Его собеседник рассмеялся:
— Это шериф ему выбил передние зубы… рукояткой револьвера.
— Да ну? Как хорошо.
— Так пойдешь на охоту?
— Конечно, пойду. Вы мне только ружье достаньте. Тот снова рассмеялся:
— Зовут меня Омар.
— Мейкон Помер, — представился Молочник. Услыхав такую фамилию, Омар несколько оторопел, но не сказал ни слова. Просто объяснил, что собираются они вечером, примерно на заходе солнца, у бензоколонки Кинга Уокера, расположенной на дороге милях в двух от городка.
— Пойдешь вот так, все прямо и прямо. Колонку эту невозможно пропустить.
— Я не пропущу.
Молочник встал и подошел к своей машине. Он вытащил из кармана ключи, открыл дверцу и забрался на сиденье. Он опустил все четыре боковых стекла, отыскал полотенце на заднем сиденье и растянулся, сунув под голову, как подушку, свернутый пиджак, а полотенце приложил к порезанному и все еще кровоточащему лицу. Ноги не уместились на сиденье и торчали из открытой дверцы. Плевать на всех. Да кто они ему, эти бесчисленные люди, которые пытаются его убить? Отец хотел убить его, еще когда он был во чреве матери. Тем не менее он остался
Он спал, не потревоженный никем и ничем, кроме сновидения: Молочнику казалось, к нему подошел Гитара и смотрел на него сверху вниз. Проснувшись, он купил у мистера Соломона дне банки ананасного сока и коробку сухого печенья. Поел он вместе с курами на крыльце. Мужчины, сидевшие на ступеньках, ушли, да и солнце клонилось к закату. Остались только дети, они внимательно смотрели, как он ест. Когда он вылил себе в рот остатки сока, один мальчик выступил вперед и попросил: «Можно взять вашу банку, мистер?» Он протянул ее мальчугану, дети схватили банку и умчались с ней изобретать новую игру.

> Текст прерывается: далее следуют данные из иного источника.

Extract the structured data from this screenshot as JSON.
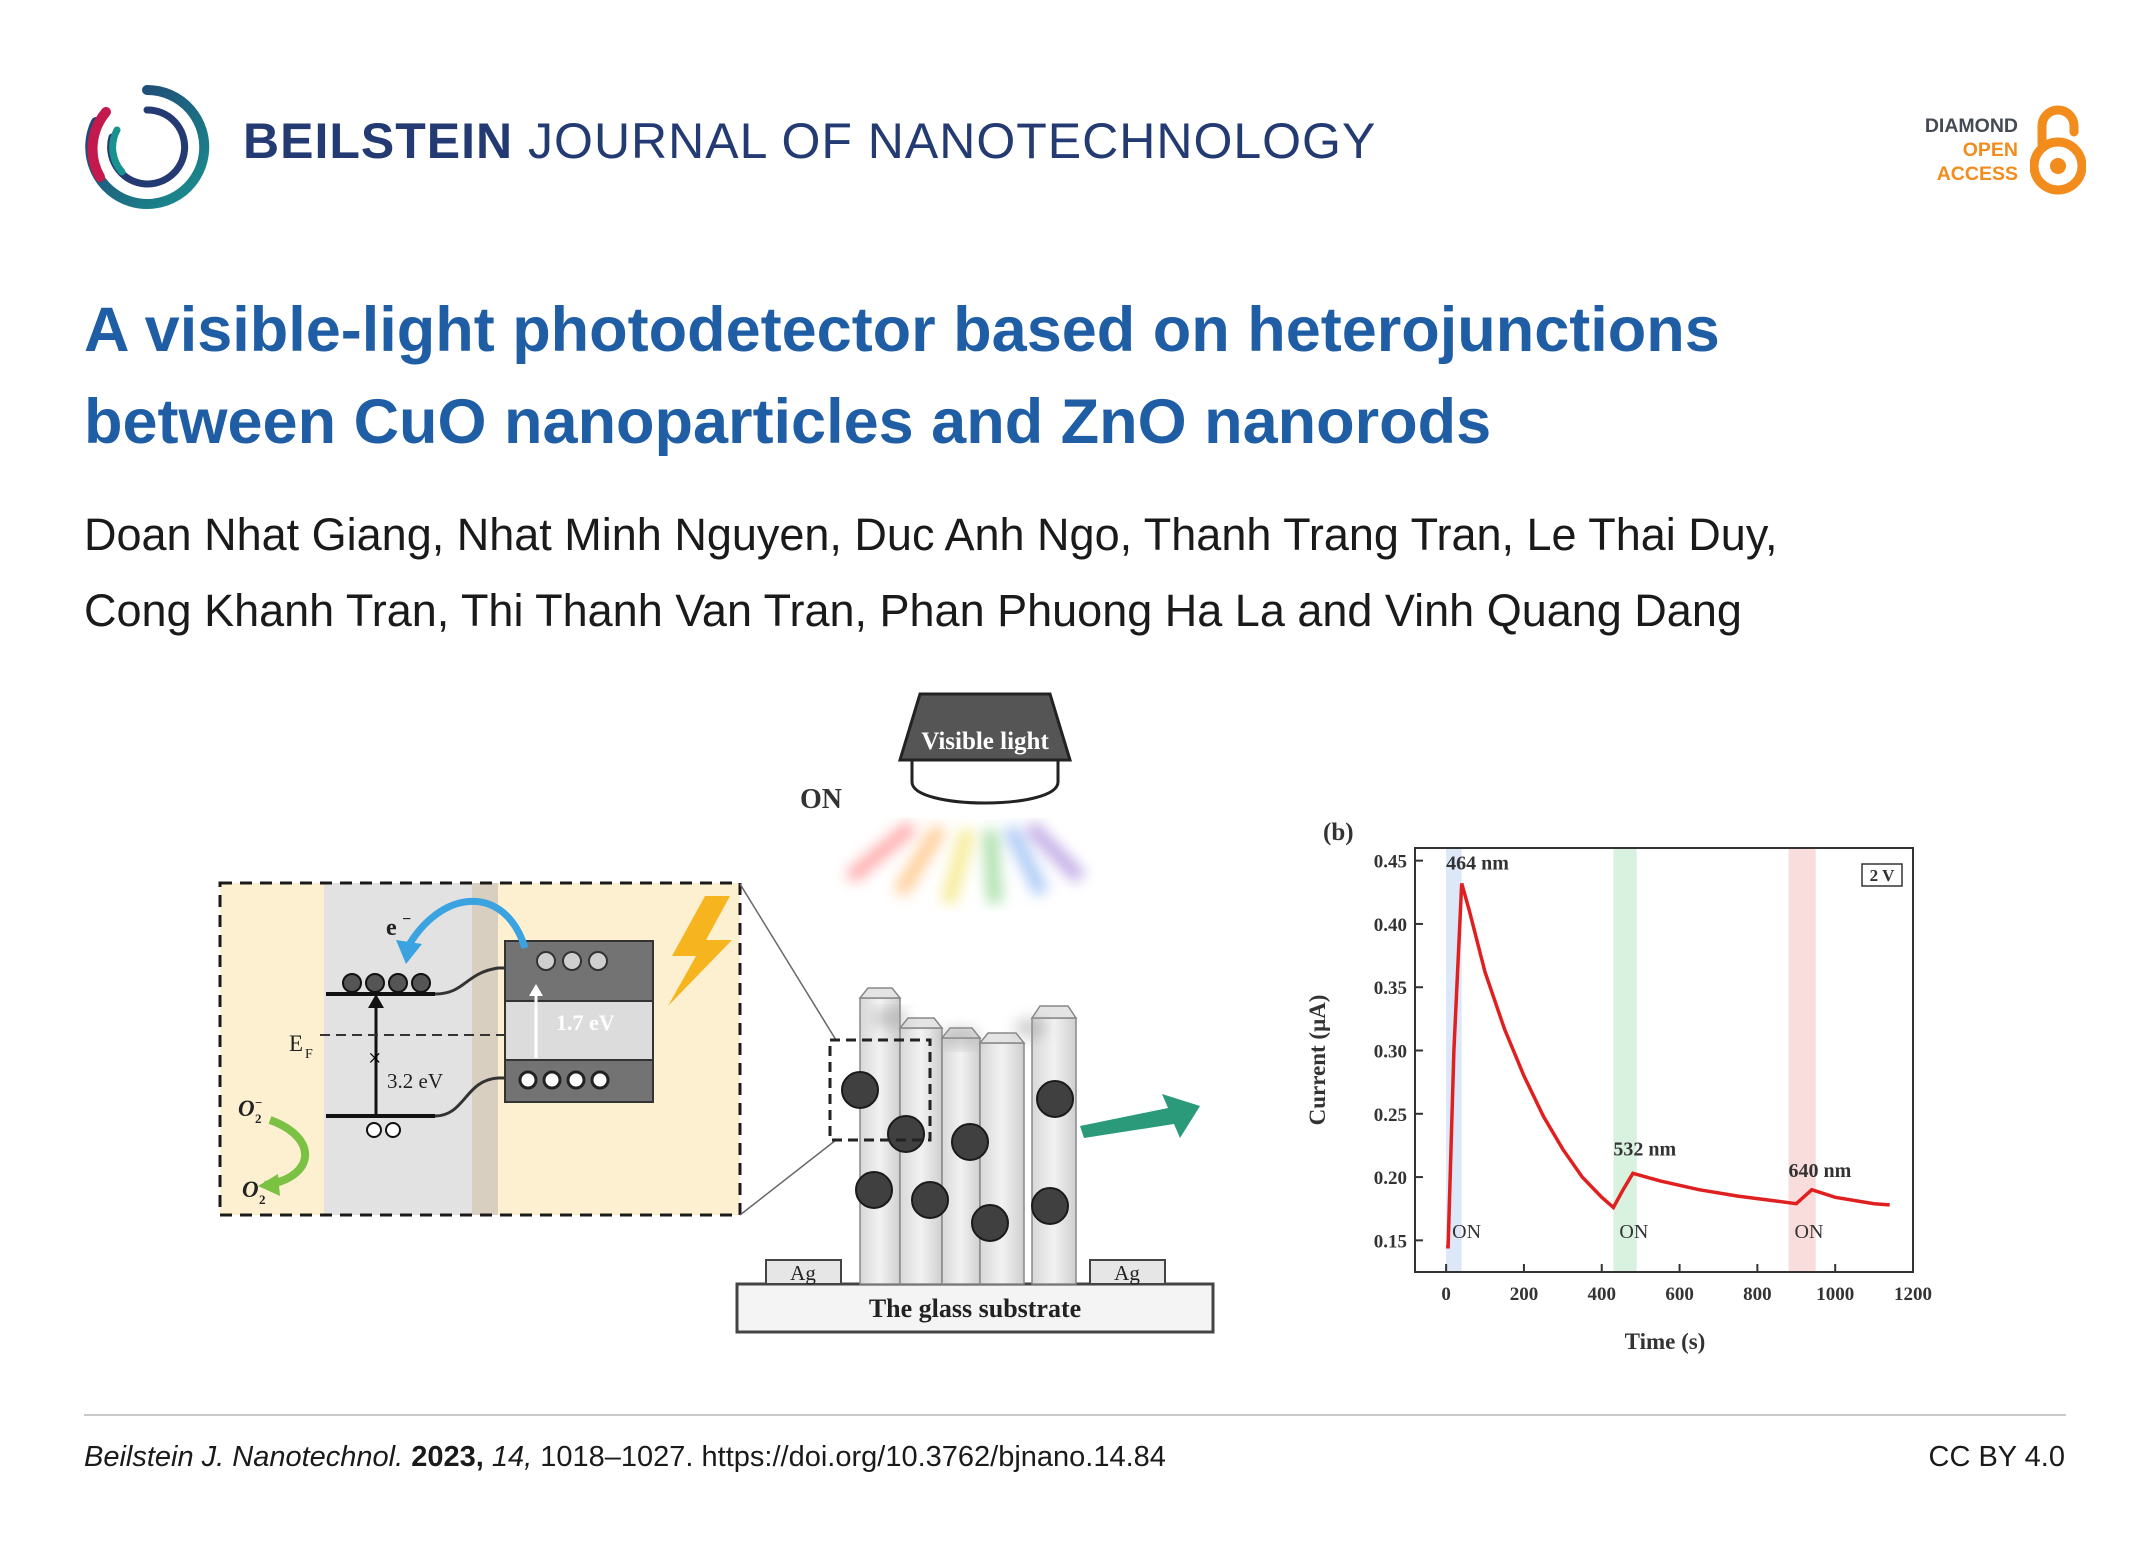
{
  "header": {
    "journal_bold": "BEILSTEIN",
    "journal_rest": "JOURNAL OF NANOTECHNOLOGY",
    "badge": {
      "line1": "DIAMOND",
      "line2": "OPEN",
      "line3": "ACCESS"
    },
    "colors": {
      "journal": "#233a72",
      "badge_orange": "#f28c1c"
    }
  },
  "article": {
    "title_line1": "A visible-light photodetector based on heterojunctions",
    "title_line2": "between CuO nanoparticles and ZnO nanorods",
    "authors_line1": "Doan Nhat Giang, Nhat Minh Nguyen, Duc Anh Ngo, Thanh Trang Tran, Le Thai Duy,",
    "authors_line2": "Cong Khanh Tran, Thi Thanh Van Tran, Phan Phuong Ha La and Vinh Quang Dang",
    "title_color": "#1f5da4"
  },
  "figure": {
    "band": {
      "electron": "e",
      "fermi": "E",
      "fermi_sub": "F",
      "gap_cuo": "1.7 eV",
      "gap_zno": "3.2 eV",
      "o2_minus": "O",
      "o2": "O"
    },
    "device": {
      "light_label": "Visible light",
      "on_label": "ON",
      "electrode_left": "Ag",
      "electrode_right": "Ag",
      "substrate": "The glass substrate"
    },
    "chart_data": {
      "type": "line",
      "panel": "(b)",
      "xlabel": "Time (s)",
      "ylabel": "Current (μA)",
      "xlim": [
        -80,
        1200
      ],
      "ylim": [
        0.125,
        0.46
      ],
      "x_ticks": [
        "0",
        "200",
        "400",
        "600",
        "800",
        "1000",
        "1200"
      ],
      "y_ticks": [
        "0.15",
        "0.20",
        "0.25",
        "0.30",
        "0.35",
        "0.40",
        "0.45"
      ],
      "bias_label": "2 V",
      "series": [
        {
          "color": "#e02020",
          "x": [
            0,
            5,
            20,
            40,
            60,
            100,
            150,
            200,
            250,
            300,
            350,
            400,
            430,
            455,
            480,
            550,
            650,
            750,
            850,
            900,
            940,
            1000,
            1100,
            1140
          ],
          "y": [
            0.145,
            0.145,
            0.3,
            0.432,
            0.41,
            0.362,
            0.317,
            0.28,
            0.248,
            0.222,
            0.2,
            0.184,
            0.176,
            0.19,
            0.203,
            0.197,
            0.19,
            0.185,
            0.181,
            0.179,
            0.19,
            0.184,
            0.179,
            0.178
          ]
        }
      ],
      "illumination_bands": [
        {
          "wavelength": "464 nm",
          "x_start": 0,
          "x_end": 40,
          "color": "#3f7fd6",
          "on": "ON"
        },
        {
          "wavelength": "532 nm",
          "x_start": 430,
          "x_end": 490,
          "color": "#2fb050",
          "on": "ON"
        },
        {
          "wavelength": "640 nm",
          "x_start": 880,
          "x_end": 950,
          "color": "#e04040",
          "on": "ON"
        }
      ]
    }
  },
  "footer": {
    "journal_abbrev": "Beilstein J. Nanotechnol.",
    "year": "2023,",
    "volume": "14,",
    "pages_doi": "1018–1027. https://doi.org/10.3762/bjnano.14.84",
    "license": "CC BY 4.0"
  }
}
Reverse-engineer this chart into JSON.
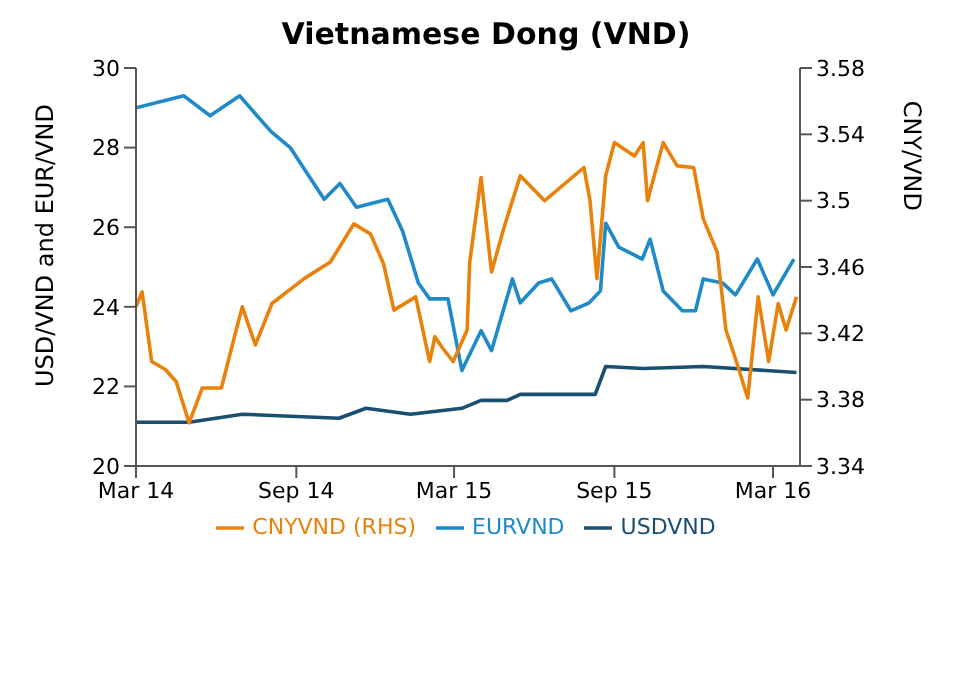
{
  "chart_data": {
    "type": "line",
    "title": "Vietnamese Dong (VND)",
    "ylabel": "USD/VND and EUR/VND",
    "y2label": "CNY/VND",
    "xlim": [
      "2014-03-01",
      "2016-04-01"
    ],
    "xticks": [
      {
        "value": "2014-03-01",
        "label": "Mar 14"
      },
      {
        "value": "2014-09-01",
        "label": "Sep 14"
      },
      {
        "value": "2015-03-01",
        "label": "Mar 15"
      },
      {
        "value": "2015-09-01",
        "label": "Sep 15"
      },
      {
        "value": "2016-03-01",
        "label": "Mar 16"
      }
    ],
    "ylim": [
      20,
      30
    ],
    "yticks": [
      20,
      22,
      24,
      26,
      28,
      30
    ],
    "y2lim": [
      3.34,
      3.58
    ],
    "y2ticks": [
      3.34,
      3.38,
      3.42,
      3.46,
      3.5,
      3.54,
      3.58
    ],
    "grid": false,
    "legend": "bottom",
    "marker": "none",
    "line_style": "solid",
    "series": [
      {
        "name": "USDVND",
        "color": "#1a4f72",
        "x": [
          "2014-03-01",
          "2014-05-01",
          "2014-07-01",
          "2014-10-20",
          "2014-11-20",
          "2015-01-10",
          "2015-03-10",
          "2015-04-01",
          "2015-05-01",
          "2015-05-16",
          "2015-08-10",
          "2015-08-22",
          "2015-10-04",
          "2015-12-12",
          "2016-03-28"
        ],
        "values": [
          21.1,
          21.1,
          21.3,
          21.2,
          21.45,
          21.3,
          21.45,
          21.65,
          21.65,
          21.8,
          21.8,
          22.5,
          22.45,
          22.5,
          22.35
        ]
      },
      {
        "name": "EURVND",
        "color": "#1f8ac8",
        "x": [
          "2014-03-01",
          "2014-04-25",
          "2014-05-25",
          "2014-06-28",
          "2014-08-03",
          "2014-08-25",
          "2014-09-15",
          "2014-10-03",
          "2014-10-21",
          "2014-11-09",
          "2014-12-15",
          "2015-01-01",
          "2015-01-19",
          "2015-02-01",
          "2015-02-22",
          "2015-03-10",
          "2015-04-01",
          "2015-04-13",
          "2015-05-07",
          "2015-05-16",
          "2015-06-06",
          "2015-06-21",
          "2015-07-13",
          "2015-08-03",
          "2015-08-16",
          "2015-08-22",
          "2015-09-06",
          "2015-10-03",
          "2015-10-12",
          "2015-10-27",
          "2015-11-18",
          "2015-12-03",
          "2015-12-12",
          "2016-01-03",
          "2016-01-18",
          "2016-02-12",
          "2016-03-01",
          "2016-03-25"
        ],
        "values": [
          29.0,
          29.3,
          28.8,
          29.3,
          28.4,
          28.0,
          27.3,
          26.7,
          27.1,
          26.5,
          26.7,
          25.9,
          24.6,
          24.2,
          24.2,
          22.4,
          23.4,
          22.9,
          24.7,
          24.1,
          24.6,
          24.7,
          23.9,
          24.1,
          24.4,
          26.1,
          25.5,
          25.2,
          25.7,
          24.4,
          23.9,
          23.9,
          24.7,
          24.6,
          24.3,
          25.2,
          24.3,
          25.2
        ]
      },
      {
        "name": "CNYVND (RHS)",
        "color": "#e8820c",
        "axis": "y2",
        "x": [
          "2014-03-01",
          "2014-03-08",
          "2014-03-19",
          "2014-04-04",
          "2014-04-16",
          "2014-05-01",
          "2014-05-16",
          "2014-06-07",
          "2014-06-22",
          "2014-07-01",
          "2014-07-16",
          "2014-08-04",
          "2014-09-10",
          "2014-10-10",
          "2014-11-06",
          "2014-11-25",
          "2014-12-10",
          "2014-12-22",
          "2015-01-16",
          "2015-02-01",
          "2015-02-07",
          "2015-02-16",
          "2015-02-28",
          "2015-03-16",
          "2015-03-19",
          "2015-04-01",
          "2015-04-13",
          "2015-04-28",
          "2015-05-16",
          "2015-06-13",
          "2015-07-28",
          "2015-08-04",
          "2015-08-12",
          "2015-08-22",
          "2015-09-01",
          "2015-09-24",
          "2015-10-04",
          "2015-10-09",
          "2015-10-27",
          "2015-11-12",
          "2015-12-01",
          "2015-12-12",
          "2015-12-28",
          "2016-01-07",
          "2016-01-19",
          "2016-02-01",
          "2016-02-13",
          "2016-02-25",
          "2016-03-07",
          "2016-03-16",
          "2016-03-28"
        ],
        "values": [
          3.436,
          3.445,
          3.403,
          3.398,
          3.391,
          3.366,
          3.387,
          3.387,
          3.418,
          3.436,
          3.413,
          3.438,
          3.453,
          3.463,
          3.486,
          3.48,
          3.462,
          3.434,
          3.442,
          3.403,
          3.418,
          3.411,
          3.403,
          3.422,
          3.463,
          3.514,
          3.457,
          3.485,
          3.515,
          3.5,
          3.52,
          3.5,
          3.453,
          3.515,
          3.535,
          3.527,
          3.535,
          3.5,
          3.535,
          3.521,
          3.52,
          3.489,
          3.469,
          3.422,
          3.403,
          3.381,
          3.442,
          3.403,
          3.438,
          3.422,
          3.442
        ]
      }
    ]
  }
}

Он же отправился к бензоколонке Кинга Уокера. Даже если бы ему подвернулся случай отказаться от участия в охоте, он не воспользовался бы им, невзирая на тот факт, что он ни разу в жизни не держал в руках огнестрельного оружия. Он перестал увертываться, перестал избегать трудностей, сторониться их и обходить. Раньше он решался идти на риск только вместе с Гитарой. Теперь он с легкостью шел на риск в одиночку. Он ведь не только позволял Агари делать попытки вонзить в него пешню или нож, он позволил ведьме из кошмарного сна схватить его и облобызать. Для человека, который пережил такое, теперь все — пустячки.
Кинг Уокер был маленький плешивый человечек, чья левая щека постоянно оттопыривалась от табачной жвачки. Много лет тому назад он был одним из самых знаменитых подающих в бейсбольных негритянских командах, и вся история его карьеры была расклеена и пришпилена кнопками к стенам его мастерской. Мистер Соломон не лгал, сказав Молочнику, что ближе чем за пять миль от города тот не найдет ни дежурного механика, ни гаража. Мастерская Кинга Уокера явно прекратила свое существование уже давным-давно. Насосы высохли, во всей мастерской не сыскалось бы даже канистры с бензином. В настоящее время она исполняла роль мужского клуба, а сам Уокер жил в пристройке за мастерской. Кроме Кинга Уокера, который на охоту не ехал, в мастерской находился Омар и еще один человек, тоже сидевший тогда на ступеньках; он отрекомендовал себя как Лютер Соломон — к Соломону из бакалейной лавки никакого отношения не имеющий. Они поджидали остальных участников охоты, и те вскоре прибыли на старом «шевроле». Их было двое, и Омар представил их Молочнику: Кальвин Брейкстоун и Малыш.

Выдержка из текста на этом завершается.